И вот подошло время обеда — все расселись и приняли от поваров свои готовые кушанья. Что это был за пир! Миха угостил меня молочным поросëнком, а Афанасий — жареной в масле перепëлкой. Арестанты, желая утолить вечный каторжный голод, ели всё, что только могли, а то, что не могли разделяли между собой. После обеда мы вышли встречать коменданта, который лично приехал поздравить нас. При этом все благодарили и кланялись с какой-то боязливой почтительностью, а мне были очень приятны любезность и добродушие со стороны такого важного лица. Затем к нам пустили друзей и подруг, с которыми мы обменивались поздравлениями, подарками и просто тёплыми словами. Во всеобщей толпе гостей я без труда нашёл Соню: она ласкала встречавшего её Друга. Мы заключили друг друга в самые крепкие и сердечные объятия, и Сонечка шепнула мне: «С Рождеством Христовым!»
— И тебя тоже. — ответил я, гладя еë головку. Давно я не ощущал такой отрадной теплоты — судьба наконец смиловалась надо мною после долгих месяцев промозглой осени. К этому ещё прибавлялось странное ожидание какого-то чуда, что будто бы должно произойти совсем скоро. И нечто чудесное произошло в эту же минуту! Соня передала мне конверт:
— Вот, твои мать и сестра с праздником поздравляют.

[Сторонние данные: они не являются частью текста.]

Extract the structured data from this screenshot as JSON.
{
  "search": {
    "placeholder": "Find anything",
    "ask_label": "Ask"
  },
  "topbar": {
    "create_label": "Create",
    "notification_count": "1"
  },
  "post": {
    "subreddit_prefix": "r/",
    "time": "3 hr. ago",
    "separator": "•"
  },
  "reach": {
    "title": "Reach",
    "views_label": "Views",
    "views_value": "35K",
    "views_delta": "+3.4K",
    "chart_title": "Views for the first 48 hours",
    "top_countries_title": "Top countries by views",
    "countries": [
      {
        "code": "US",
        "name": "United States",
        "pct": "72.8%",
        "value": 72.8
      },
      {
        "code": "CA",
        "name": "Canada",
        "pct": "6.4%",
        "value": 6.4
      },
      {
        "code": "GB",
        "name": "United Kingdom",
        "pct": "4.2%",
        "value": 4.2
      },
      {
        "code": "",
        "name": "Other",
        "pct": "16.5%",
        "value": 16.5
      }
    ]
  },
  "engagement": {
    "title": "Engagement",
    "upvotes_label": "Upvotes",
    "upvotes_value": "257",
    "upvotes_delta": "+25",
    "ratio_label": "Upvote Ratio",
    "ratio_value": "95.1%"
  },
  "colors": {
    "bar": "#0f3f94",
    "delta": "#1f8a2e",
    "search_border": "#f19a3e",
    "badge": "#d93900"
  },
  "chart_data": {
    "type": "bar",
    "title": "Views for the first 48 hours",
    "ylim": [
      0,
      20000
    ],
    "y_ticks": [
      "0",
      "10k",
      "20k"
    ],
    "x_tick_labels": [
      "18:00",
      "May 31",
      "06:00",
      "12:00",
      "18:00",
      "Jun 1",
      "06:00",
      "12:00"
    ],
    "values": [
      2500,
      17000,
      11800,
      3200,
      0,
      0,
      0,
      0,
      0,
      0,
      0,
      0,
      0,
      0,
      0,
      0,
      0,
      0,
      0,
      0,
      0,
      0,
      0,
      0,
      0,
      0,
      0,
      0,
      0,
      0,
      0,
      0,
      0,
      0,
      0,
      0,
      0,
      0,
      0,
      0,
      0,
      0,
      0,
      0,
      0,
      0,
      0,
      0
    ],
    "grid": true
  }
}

На секунду я замер, боясь поверить своему счастью… а затем почти выхватил у неё драгоценное писмо и горячо поблагодарил. Сонечка опустила хорошенькие смущённые глазки:
— Да не за что. Я и другим арестантам письма приношу и в праздники, и в обычные дни.
— Ты словно воссоединила меня с моей семьёй. — прошептал я. — В этот вечер я буду не одинок.

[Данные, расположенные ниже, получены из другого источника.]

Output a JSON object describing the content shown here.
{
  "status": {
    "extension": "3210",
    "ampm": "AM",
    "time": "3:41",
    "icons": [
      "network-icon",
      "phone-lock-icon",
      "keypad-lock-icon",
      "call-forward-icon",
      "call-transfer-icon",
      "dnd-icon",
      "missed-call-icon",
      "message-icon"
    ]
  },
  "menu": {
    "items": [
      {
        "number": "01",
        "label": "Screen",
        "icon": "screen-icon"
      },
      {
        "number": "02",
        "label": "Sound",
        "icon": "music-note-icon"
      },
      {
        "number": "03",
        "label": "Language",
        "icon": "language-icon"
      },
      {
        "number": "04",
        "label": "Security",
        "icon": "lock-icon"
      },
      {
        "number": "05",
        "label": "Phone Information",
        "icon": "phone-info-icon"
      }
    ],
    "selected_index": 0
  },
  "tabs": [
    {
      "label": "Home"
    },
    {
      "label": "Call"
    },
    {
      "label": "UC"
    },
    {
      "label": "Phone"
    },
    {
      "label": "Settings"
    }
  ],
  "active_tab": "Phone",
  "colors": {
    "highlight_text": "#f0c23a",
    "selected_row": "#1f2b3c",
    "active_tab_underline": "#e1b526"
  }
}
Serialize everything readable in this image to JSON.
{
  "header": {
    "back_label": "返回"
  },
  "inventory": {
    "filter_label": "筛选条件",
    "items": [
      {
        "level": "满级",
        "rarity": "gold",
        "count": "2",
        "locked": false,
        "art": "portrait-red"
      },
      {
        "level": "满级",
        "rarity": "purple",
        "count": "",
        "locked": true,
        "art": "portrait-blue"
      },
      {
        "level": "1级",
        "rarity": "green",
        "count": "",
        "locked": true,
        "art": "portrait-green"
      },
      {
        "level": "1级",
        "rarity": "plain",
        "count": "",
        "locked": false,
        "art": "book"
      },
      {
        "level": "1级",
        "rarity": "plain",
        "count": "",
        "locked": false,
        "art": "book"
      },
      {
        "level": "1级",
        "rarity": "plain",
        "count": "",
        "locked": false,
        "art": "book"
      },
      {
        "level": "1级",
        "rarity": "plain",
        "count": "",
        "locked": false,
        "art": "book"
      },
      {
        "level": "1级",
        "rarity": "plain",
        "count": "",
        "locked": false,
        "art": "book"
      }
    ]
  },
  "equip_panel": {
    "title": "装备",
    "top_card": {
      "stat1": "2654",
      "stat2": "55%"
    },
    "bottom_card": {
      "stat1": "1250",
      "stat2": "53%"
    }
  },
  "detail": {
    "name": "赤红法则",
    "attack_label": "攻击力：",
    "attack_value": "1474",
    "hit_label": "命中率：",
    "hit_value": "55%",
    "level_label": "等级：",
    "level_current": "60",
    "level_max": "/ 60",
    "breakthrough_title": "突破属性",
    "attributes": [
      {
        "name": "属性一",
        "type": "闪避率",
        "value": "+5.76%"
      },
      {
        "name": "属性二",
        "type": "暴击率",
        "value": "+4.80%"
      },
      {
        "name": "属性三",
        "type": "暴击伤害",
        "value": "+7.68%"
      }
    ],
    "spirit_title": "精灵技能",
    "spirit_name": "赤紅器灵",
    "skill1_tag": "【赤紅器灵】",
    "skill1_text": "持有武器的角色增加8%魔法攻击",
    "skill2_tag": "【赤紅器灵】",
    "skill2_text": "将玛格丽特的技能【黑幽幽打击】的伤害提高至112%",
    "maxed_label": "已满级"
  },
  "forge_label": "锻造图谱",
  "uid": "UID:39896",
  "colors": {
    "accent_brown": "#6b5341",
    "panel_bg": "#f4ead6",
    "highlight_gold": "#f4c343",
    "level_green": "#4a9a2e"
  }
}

И правда, когда арестанты по казармам отмечали рождественский вечер, они всё же нуждались друг в друге, а я явственно ощущал близость моих далёких родных — словно они сидели здесь, рядом со мной и рассказывали о своей нелёгкой, но по-прежнему светлой жизни без меня. По почерку я узнал, что первой писала матушка. Она горячо приветствовала меня после долгих месяцев письменной разлуки, сообщала, что первый месяц очень тосковала без своего «милого Роди» и почти ничего не ела. Также, если случалось ей начать с кем-нибудь разговор, она с гордостью и умилением рассказывала о моих подвигах, что я совершал, будучи ещё свободным студентом: например, ухаживал за больным товарищем, или спасал из пожара двух детей соседки… Всегда любящая меня маменька до сих пор не верила совершëнное мною убийство и надеялась, что у меня здесь всё хорошо.

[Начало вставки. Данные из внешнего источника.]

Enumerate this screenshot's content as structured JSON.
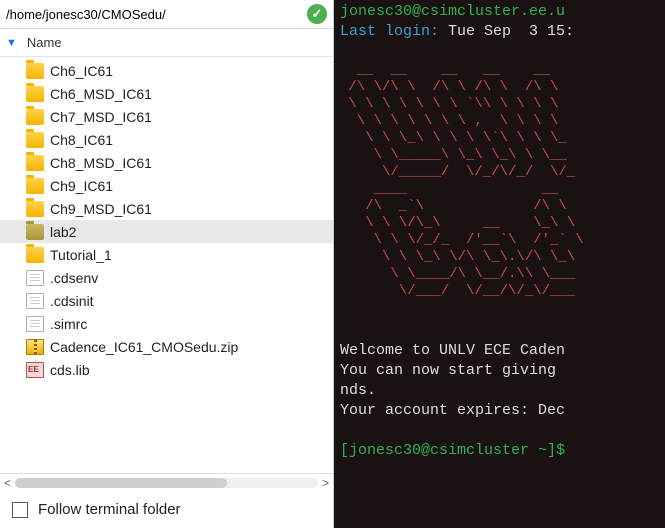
{
  "path": "/home/jonesc30/CMOSedu/",
  "columns": {
    "name": "Name"
  },
  "files": [
    {
      "type": "folder",
      "label": "Ch6_IC61"
    },
    {
      "type": "folder",
      "label": "Ch6_MSD_IC61"
    },
    {
      "type": "folder",
      "label": "Ch7_MSD_IC61"
    },
    {
      "type": "folder",
      "label": "Ch8_IC61"
    },
    {
      "type": "folder",
      "label": "Ch8_MSD_IC61"
    },
    {
      "type": "folder",
      "label": "Ch9_IC61"
    },
    {
      "type": "folder",
      "label": "Ch9_MSD_IC61"
    },
    {
      "type": "folder-open",
      "label": "lab2",
      "selected": true
    },
    {
      "type": "folder",
      "label": "Tutorial_1"
    },
    {
      "type": "file",
      "label": ".cdsenv"
    },
    {
      "type": "file",
      "label": ".cdsinit"
    },
    {
      "type": "file",
      "label": ".simrc"
    },
    {
      "type": "zip",
      "label": "Cadence_IC61_CMOSedu.zip"
    },
    {
      "type": "lib",
      "label": "cds.lib"
    }
  ],
  "follow_label": "Follow terminal folder",
  "terminal": {
    "userhost": "jonesc30@csimcluster.ee.u",
    "last_login_label": "Last login:",
    "last_login_value": " Tue Sep  3 15:",
    "ascii_art": "  __  __    __   __    __\n /\\ \\/\\ \\  /\\ \\ /\\ \\  /\\ \\\n \\ \\ \\ \\ \\ \\ \\ `\\\\ \\ \\ \\ \\\n  \\ \\ \\ \\ \\ \\ \\ ,  \\ \\ \\ \\\n   \\ \\ \\_\\ \\ \\ \\ \\`\\ \\ \\ \\_\n    \\ \\_____\\ \\_\\ \\_\\ \\ \\__\n     \\/_____/  \\/_/\\/_/  \\/_\n    ____                __\n   /\\  _`\\             /\\ \\\n   \\ \\ \\/\\_\\     __    \\_\\ \\\n    \\ \\ \\/_/_  /'__`\\  /'_` \\\n     \\ \\ \\_\\ \\/\\ \\_\\.\\/\\ \\_\\\n      \\ \\____/\\ \\__/.\\\\ \\___\n       \\/___/  \\/__/\\/_\\/___",
    "welcome_l1": "Welcome to UNLV ECE Caden",
    "welcome_l2": "You can now start giving ",
    "welcome_l3": "nds.",
    "expires": "Your account expires: Dec ",
    "prompt": "[jonesc30@csimcluster ~]$"
  }
}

Следущая часть письма была написана Дуней. Она поведала о своём замужестве с Дмитрием Разумихиным, что меня очень обрадовало: я знал, что они прекрасно подходят друг другу, тем более, Дмитрий сам был давно в неё влюблён. Но денег на переезд они накопить всё ещё не могут, поэтому увижу я их только через три года. Однако Дунечка просила меня не печалиться, верить только в добро и воспринимать каждый день как подарок судьбы. И Соню она благословляла всеми силами души и знала, по её письмам, что Сонечка — единственная моя надежда и любовь.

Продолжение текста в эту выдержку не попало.